Following the suppression of Streptococcus agalactiae and Staphylococcus aureus in breeding, Streptococcus uberis is the most common cause of dairy cow mastitis. Inflammation of the mammary gland usually has a creeping development, complicated treatment and frequent recurrent infections. Streptococcus uberis has the ability to gradually attack quarters of the mammary gland one after the other, and we often see infection at different stages of development in in several quarters at once.
In the past, Streptococcus uberis was considered and so-called environmental causative agent, which causes mostly subclinical mastitis of chronic nature.
According to the current view, there are several strains of these contact-spreading streptococci, and in 1990 was discovered a new species of Streptococcus parauberis, which is more addressive, has the ability to destroy the udder tissue and has higher antibiotic resistance.
The increase in the number of mastitis caused by the bacteria Streptococcus uberis occurs due to several factors: poor hygiene, stress, decreased immune system function.

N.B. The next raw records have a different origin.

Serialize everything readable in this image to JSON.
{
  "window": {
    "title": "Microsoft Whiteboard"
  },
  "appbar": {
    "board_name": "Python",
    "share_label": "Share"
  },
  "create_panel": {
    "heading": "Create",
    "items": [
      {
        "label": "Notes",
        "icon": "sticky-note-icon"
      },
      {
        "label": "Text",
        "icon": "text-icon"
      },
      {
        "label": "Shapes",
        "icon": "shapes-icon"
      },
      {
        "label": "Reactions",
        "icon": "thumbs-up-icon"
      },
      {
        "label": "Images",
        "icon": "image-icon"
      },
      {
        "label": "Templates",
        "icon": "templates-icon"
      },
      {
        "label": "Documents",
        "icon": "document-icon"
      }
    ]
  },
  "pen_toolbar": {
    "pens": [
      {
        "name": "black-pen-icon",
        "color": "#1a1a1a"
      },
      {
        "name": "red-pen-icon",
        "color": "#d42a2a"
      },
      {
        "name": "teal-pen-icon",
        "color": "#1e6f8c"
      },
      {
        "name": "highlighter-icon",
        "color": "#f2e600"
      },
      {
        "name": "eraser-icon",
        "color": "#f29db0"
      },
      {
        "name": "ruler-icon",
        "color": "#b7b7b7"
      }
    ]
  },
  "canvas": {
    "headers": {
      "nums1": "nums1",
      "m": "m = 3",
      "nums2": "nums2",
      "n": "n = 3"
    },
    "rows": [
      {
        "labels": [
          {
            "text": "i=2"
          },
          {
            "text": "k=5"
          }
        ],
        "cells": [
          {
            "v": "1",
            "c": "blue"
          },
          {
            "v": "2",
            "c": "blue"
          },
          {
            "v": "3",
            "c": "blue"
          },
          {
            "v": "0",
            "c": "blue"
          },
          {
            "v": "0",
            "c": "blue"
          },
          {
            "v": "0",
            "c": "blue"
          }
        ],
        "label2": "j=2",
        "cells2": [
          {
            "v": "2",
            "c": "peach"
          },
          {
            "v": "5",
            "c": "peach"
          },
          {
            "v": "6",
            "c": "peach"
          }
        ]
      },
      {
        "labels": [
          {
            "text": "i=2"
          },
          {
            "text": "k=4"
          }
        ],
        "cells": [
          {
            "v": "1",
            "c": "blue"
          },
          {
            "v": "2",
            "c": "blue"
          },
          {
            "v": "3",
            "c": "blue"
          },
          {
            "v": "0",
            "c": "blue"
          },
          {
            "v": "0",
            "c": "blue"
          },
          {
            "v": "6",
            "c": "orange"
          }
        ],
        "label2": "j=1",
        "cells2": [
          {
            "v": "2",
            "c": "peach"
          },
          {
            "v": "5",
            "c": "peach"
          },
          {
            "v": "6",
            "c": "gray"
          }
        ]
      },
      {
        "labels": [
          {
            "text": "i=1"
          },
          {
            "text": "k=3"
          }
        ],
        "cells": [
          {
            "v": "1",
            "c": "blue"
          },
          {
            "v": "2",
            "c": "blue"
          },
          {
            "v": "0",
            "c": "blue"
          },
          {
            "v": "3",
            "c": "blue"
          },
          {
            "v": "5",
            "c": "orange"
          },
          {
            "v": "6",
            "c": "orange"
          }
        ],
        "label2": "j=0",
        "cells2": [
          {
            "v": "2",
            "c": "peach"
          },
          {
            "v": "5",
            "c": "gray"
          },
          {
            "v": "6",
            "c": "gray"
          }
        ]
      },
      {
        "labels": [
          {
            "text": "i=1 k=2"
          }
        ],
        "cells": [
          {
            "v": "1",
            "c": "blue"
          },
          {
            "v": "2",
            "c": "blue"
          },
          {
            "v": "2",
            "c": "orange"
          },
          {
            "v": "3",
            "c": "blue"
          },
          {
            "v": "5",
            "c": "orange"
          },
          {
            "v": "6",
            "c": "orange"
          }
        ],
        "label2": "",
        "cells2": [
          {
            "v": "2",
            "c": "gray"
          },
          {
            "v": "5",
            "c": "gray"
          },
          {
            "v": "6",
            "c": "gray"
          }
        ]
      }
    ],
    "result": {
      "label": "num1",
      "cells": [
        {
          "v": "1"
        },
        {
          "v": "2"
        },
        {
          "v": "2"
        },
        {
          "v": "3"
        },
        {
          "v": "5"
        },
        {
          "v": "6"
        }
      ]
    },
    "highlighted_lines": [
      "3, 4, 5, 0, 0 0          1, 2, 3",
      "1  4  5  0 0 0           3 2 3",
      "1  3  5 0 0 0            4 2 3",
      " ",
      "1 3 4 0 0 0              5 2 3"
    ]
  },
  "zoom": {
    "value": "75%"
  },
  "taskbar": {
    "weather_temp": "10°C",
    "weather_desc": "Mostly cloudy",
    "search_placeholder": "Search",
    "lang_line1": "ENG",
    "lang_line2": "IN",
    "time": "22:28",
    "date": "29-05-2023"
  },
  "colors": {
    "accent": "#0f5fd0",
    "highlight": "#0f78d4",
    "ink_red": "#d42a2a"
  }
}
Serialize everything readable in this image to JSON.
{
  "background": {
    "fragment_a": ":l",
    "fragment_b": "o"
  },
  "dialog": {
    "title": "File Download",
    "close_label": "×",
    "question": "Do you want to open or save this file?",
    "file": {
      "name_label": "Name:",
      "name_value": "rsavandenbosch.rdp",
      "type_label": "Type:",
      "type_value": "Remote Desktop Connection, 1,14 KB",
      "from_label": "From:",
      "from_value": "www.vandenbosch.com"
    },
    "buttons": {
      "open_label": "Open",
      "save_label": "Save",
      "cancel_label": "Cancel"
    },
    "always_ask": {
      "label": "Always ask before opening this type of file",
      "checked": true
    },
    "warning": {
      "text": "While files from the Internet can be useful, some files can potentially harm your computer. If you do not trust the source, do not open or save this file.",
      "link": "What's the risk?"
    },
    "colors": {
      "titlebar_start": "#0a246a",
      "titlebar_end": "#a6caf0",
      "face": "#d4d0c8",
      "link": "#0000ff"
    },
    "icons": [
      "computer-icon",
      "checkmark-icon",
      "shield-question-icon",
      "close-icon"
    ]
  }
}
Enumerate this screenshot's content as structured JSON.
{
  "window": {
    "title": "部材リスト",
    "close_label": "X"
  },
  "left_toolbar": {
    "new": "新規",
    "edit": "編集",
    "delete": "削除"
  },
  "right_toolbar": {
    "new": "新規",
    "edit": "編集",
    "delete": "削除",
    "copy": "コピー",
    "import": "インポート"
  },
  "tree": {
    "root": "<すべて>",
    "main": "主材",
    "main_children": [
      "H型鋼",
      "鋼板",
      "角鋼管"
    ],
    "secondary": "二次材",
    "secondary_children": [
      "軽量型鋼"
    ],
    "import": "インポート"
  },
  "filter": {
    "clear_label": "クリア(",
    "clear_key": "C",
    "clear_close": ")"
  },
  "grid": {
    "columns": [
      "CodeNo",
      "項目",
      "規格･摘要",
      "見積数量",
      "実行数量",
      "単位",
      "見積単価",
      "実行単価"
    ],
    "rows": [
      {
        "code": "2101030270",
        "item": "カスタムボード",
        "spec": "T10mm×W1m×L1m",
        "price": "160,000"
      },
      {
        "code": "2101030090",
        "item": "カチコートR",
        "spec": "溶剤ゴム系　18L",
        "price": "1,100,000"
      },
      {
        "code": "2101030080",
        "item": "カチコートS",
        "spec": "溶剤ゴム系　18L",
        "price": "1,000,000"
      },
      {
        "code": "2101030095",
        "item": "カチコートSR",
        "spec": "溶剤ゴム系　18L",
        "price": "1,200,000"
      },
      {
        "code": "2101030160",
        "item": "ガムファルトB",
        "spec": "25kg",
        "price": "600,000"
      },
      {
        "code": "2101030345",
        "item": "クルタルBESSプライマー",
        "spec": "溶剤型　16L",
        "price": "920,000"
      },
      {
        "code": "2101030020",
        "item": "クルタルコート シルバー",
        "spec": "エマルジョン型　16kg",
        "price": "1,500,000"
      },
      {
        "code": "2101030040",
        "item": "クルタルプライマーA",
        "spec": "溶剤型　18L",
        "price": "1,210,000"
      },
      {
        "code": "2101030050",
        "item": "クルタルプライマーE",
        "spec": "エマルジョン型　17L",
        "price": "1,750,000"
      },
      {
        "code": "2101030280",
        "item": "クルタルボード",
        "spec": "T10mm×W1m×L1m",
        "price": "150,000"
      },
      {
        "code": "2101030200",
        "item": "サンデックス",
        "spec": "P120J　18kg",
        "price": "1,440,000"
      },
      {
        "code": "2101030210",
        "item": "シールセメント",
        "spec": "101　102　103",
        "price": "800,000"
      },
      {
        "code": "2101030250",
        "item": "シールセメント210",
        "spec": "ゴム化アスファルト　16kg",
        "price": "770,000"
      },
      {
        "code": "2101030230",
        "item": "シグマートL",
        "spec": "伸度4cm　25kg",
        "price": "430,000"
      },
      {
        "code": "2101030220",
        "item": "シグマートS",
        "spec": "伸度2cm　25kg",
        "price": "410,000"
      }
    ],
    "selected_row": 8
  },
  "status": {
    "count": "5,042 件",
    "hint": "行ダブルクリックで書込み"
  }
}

Also, in cases where mastitis is detected in breeding, the therapy is set "uniformly" - targeting the most serious pathogene (e.g. Staphylococcus aureus acute mastits,...), a treatment protocol for staphylococci is introduced, which recedes as the original dominant pathogen, and the Streptococcus uberis survives, spreads in the herd and the time of occurance of a high number of recurrent mastitis occurds.